There were two dopey college boys sitting beside me and behind me.  They were unintentionally hilarious.


1st GUY: Where'd you get that booklet?

2nd GUY: What booklet?

1st GUY: That thing you're looking at.

2nd GUY: Oh, you don't really need it.  It's just got bios and stuff in it.

1st GUY: Where'd you get it?

2nd GUY: That guy back there gave it to me.

1st GUY: Is Debra here?

2nd GUY: Debra.

1st GUY: Yeah.  Is she here?

2nd GUY: Who's Debra.

1st GUY: Our teacher.

2nd GUY: Is that her name?

1st GUY: Yes.  [pause]  Is she here?

2nd GUY: I don't know.  [pause]  She might be here.


Don't you love that: "She might be here."  It has a Beckettian profundity.  Those boys didn't know it, but they were doing a new play - - *Still Waiting For Godot: For the Dopey New Millennium*.

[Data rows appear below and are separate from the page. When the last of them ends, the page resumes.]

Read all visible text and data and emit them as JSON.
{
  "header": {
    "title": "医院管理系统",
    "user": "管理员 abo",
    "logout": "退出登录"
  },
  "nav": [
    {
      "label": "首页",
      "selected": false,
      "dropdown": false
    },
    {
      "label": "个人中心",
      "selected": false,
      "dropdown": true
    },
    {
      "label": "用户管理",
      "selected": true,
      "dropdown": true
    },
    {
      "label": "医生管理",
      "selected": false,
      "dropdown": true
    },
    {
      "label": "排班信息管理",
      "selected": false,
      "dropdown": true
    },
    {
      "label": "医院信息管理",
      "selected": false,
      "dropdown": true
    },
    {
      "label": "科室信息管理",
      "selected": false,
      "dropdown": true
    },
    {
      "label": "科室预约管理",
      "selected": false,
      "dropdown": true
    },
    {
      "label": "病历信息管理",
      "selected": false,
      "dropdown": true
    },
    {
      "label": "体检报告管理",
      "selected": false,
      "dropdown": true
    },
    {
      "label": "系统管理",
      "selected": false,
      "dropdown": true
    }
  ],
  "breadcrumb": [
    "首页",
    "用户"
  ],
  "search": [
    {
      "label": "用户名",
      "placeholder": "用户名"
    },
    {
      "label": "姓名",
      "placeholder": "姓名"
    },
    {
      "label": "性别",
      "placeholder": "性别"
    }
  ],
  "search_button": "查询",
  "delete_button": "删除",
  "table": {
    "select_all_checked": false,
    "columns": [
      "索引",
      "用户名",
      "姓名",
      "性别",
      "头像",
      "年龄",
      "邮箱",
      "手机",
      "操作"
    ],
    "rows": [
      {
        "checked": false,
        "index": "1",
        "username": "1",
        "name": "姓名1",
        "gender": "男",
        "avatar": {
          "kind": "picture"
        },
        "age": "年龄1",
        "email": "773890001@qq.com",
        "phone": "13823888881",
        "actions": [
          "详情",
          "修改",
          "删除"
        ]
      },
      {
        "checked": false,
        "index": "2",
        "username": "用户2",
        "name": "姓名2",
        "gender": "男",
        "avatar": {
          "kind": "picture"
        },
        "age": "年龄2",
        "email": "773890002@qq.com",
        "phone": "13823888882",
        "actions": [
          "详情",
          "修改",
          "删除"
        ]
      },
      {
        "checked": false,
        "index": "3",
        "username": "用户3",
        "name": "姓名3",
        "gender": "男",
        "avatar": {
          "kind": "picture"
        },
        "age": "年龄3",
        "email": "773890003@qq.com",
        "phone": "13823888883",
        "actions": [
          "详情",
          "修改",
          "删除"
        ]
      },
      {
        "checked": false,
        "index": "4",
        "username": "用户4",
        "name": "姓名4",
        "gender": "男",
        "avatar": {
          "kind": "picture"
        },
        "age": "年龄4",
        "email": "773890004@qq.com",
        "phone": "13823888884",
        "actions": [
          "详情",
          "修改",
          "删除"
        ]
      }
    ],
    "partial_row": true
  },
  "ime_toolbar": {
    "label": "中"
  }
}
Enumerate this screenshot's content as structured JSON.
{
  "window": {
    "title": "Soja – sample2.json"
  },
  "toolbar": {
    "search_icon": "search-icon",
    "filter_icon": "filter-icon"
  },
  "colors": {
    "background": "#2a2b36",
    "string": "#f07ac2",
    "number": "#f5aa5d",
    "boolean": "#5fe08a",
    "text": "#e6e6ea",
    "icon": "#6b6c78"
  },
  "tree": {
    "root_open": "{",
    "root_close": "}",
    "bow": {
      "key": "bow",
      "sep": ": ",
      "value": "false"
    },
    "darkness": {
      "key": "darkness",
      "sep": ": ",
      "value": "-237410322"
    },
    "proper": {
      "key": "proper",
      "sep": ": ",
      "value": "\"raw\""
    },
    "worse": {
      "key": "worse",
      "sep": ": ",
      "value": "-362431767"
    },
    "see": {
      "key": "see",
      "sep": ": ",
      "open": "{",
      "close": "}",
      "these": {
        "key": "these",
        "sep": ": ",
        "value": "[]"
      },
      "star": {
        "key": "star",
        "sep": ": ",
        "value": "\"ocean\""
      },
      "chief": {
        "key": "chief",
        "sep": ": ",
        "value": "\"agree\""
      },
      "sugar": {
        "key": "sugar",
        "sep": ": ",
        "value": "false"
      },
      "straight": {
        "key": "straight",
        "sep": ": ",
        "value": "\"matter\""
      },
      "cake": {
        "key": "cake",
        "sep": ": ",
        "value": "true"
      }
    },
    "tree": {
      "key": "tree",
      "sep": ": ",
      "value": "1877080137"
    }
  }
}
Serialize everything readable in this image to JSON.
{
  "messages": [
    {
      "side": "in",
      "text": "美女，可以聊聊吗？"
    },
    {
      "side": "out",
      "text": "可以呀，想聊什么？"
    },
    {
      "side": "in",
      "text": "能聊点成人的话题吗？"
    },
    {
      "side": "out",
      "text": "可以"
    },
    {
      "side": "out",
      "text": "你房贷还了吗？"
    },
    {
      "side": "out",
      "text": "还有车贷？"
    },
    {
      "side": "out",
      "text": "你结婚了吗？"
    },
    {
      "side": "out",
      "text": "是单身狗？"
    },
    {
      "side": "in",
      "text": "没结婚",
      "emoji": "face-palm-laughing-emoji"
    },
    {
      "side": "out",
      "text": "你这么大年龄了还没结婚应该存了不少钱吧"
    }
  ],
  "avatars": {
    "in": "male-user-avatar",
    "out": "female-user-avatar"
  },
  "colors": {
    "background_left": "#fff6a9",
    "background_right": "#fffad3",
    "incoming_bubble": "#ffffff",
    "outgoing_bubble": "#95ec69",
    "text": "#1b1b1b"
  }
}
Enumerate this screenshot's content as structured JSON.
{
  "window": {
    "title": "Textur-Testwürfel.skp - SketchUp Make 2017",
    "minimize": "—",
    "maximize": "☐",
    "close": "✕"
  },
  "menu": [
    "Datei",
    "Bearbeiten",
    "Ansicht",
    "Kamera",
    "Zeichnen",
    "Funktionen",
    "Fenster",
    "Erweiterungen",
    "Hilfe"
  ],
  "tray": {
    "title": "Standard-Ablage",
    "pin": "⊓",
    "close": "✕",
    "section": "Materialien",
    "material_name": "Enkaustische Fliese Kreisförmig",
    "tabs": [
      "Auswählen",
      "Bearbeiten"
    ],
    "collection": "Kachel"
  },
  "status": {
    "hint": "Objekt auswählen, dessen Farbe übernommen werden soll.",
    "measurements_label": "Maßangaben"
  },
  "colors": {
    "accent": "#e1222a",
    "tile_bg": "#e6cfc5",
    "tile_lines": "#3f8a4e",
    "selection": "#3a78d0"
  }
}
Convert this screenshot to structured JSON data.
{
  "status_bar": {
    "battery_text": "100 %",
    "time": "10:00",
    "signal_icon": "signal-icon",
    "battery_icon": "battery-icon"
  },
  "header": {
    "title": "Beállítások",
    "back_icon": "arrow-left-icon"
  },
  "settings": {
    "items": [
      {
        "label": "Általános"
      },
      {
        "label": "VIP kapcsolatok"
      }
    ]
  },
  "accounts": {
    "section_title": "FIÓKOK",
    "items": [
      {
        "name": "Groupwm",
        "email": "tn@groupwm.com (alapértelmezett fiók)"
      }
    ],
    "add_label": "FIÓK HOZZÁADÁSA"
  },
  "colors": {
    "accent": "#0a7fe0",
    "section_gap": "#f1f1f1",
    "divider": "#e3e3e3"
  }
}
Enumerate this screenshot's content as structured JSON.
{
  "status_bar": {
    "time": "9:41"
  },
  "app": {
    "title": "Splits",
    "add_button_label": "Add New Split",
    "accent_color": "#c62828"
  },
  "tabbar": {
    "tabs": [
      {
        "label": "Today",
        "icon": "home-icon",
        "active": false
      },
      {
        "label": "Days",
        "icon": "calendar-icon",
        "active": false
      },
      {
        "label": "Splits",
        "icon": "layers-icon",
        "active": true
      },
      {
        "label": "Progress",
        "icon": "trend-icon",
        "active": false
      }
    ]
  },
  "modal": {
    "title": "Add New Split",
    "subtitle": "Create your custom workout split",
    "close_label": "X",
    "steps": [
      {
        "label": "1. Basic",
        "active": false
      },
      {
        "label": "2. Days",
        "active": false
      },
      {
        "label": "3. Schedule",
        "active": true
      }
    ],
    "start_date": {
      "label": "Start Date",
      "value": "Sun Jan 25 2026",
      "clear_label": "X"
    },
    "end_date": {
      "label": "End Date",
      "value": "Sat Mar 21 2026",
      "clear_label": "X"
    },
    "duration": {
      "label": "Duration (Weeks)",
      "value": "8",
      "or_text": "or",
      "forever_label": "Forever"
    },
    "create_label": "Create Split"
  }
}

The house lights went down, the stage lights came up, and the star of the show, Valda Setterfield, came onstage.  She's best known for her work with Merce Cunningham and her late husband, David Gordon.  She's 81, and it's thrilling to see someone her age performing with such strength and ease.

She played Lear.  The other three performers were young men playing Lear's daughters: American Marcus Bellamy as Goneril, Irishman Ryan O'Neill as Regan, and Frenchman Kevin Coquelard as Cordelia.  The piece was about half dancing and half speaking, and I was impressed at how well the cast did both.  The dancing parts were best: the choreography by John Scott was expressive and precise, rarely excessive.  And he did my favorite thing: he made the most of his limited resources.  The storytelling was in the movement and in the script, no helicopters or crashing chandeliers.  Are those references a little dated?